The sniffing position used in anesthesiology appears similar to the posture Ordway et al.  19described as the cervical spine protrusion position, defined as maximal forward gliding or anterior translation of the head while zero sagittal rotation is maintained. The definition of the sniffing position is unclear, and it is sometimes misinterpreted as raising the patient’s head by gliding it forward. However, putting the patient’s head on only a flat pillow may result in the cervical flexion position, which is not desired for AAS. Our strategy to avoid further AAS was to use a low pillow to avoid cervical flexion and add a donut-shaped pillow to keep the patient’s head extended to maintain the protrusion position. Adding the donut-shaped pillow to the flat pillow pushes the head anterior to the trunk, causing relative anteflexion of the lower cervical spine. Raising a patient’s jaw brings the upper cervical spine, mainly C1–C2, to a relatively extended position. Concomitant use of a donut-shaped pillow increased the C1–C2 angle to a relatively extended position by 9° more than that using the flat pillow alone.

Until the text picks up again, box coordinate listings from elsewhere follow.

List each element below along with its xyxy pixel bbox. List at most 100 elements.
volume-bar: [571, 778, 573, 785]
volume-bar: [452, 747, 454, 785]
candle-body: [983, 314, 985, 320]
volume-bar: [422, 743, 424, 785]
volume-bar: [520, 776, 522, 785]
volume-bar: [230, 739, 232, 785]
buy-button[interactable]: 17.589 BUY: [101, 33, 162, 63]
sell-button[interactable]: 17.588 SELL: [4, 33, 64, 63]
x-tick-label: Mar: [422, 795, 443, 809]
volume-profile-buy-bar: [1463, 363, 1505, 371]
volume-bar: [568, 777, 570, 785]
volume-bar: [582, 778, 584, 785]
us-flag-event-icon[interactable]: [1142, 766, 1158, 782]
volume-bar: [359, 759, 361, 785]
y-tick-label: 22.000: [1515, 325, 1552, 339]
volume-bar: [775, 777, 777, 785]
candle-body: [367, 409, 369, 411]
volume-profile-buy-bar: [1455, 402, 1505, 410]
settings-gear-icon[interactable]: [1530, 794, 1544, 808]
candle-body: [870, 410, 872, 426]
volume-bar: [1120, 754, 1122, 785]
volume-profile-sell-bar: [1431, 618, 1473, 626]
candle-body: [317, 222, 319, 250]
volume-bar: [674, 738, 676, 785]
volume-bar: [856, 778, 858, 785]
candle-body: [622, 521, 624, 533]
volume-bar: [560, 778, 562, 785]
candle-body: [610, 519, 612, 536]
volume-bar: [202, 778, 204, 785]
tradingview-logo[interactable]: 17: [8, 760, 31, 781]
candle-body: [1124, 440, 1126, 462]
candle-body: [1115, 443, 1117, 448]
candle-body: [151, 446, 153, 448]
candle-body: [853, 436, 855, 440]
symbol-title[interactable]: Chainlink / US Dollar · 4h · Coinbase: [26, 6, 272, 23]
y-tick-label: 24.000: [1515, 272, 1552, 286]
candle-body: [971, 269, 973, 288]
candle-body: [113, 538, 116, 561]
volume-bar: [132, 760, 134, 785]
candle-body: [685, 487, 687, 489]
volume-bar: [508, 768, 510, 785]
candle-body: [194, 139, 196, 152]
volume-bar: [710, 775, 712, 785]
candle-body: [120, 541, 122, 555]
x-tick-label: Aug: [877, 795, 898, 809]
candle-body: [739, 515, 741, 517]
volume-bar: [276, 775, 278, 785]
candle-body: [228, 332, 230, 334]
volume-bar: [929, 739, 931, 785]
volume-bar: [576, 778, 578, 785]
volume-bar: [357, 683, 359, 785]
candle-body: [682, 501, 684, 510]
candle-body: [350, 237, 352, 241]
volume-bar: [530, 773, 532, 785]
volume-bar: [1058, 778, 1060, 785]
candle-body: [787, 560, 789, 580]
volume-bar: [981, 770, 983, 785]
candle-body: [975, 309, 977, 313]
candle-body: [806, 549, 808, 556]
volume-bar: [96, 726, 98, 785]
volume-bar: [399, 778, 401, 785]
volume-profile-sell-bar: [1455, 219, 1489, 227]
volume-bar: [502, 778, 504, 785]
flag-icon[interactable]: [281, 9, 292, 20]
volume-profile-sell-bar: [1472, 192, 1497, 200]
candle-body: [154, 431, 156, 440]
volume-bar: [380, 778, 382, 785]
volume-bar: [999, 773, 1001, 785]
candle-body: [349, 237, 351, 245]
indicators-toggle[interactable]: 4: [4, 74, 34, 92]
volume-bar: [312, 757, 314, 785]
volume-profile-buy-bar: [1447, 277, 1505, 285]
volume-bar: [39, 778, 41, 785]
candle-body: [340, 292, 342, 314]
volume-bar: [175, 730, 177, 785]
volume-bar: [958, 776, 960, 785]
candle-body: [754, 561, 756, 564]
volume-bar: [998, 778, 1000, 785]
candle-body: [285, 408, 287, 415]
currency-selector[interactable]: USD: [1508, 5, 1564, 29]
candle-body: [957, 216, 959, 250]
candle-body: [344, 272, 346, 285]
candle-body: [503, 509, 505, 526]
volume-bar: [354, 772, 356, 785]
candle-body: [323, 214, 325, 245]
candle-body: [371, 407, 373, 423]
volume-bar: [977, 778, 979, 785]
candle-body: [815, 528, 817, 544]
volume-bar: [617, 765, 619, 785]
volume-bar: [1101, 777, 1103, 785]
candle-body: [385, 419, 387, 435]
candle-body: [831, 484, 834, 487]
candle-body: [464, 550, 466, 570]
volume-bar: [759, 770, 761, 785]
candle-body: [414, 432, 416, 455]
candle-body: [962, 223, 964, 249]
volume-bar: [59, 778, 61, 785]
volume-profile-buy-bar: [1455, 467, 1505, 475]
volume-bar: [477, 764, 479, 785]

This position of the cervical spine is consistent with the protrusion position as “maximal forward gliding or anterior translation of the head while zero sagittal rotation is maintained.”17By using a donut-shaped pillow in combination with a flat pillow, the upper cervical spine, mainly C2 and C3, was supported by the caudal portion of the donut-shaped pillow. Then, the upper cervical spine was pushed up, and simultaneously, the patient’s head extended downward over the fulcrum of the donut-shaped pillow; craniocervical junction extension was achieved, and AAS was thus reduced. By contrast, when the flat pillow alone was used, the upper cervical spine was supported less so that the upper cervical spine was not displaced forward; meanwhile, the patient’s head was not permitted to fall back. This position is similar to that reported by Takenaka et al.  23 

A limitation of our study was that most of the patients participating in this study had mild to moderate AAS. Our conclusions may thus not apply to patients with severe subluxation, patients with vertical subluxation, or patients with preexisting neurologic symptoms. When patients demonstrate severe AAS before surgery, it may be prudent to use fluoroscopy to guide the head positioning and intubation, under preparation for the use of a cervical collar and an awake intubation.

In summary, this study showed that protrusion position using a flat pillow and a donut-shaped pillow during general anesthesia reduced ADI and increased PADI in eight RA patients with AAS. This suggests that the protrusion position might be a desirable position for these patients.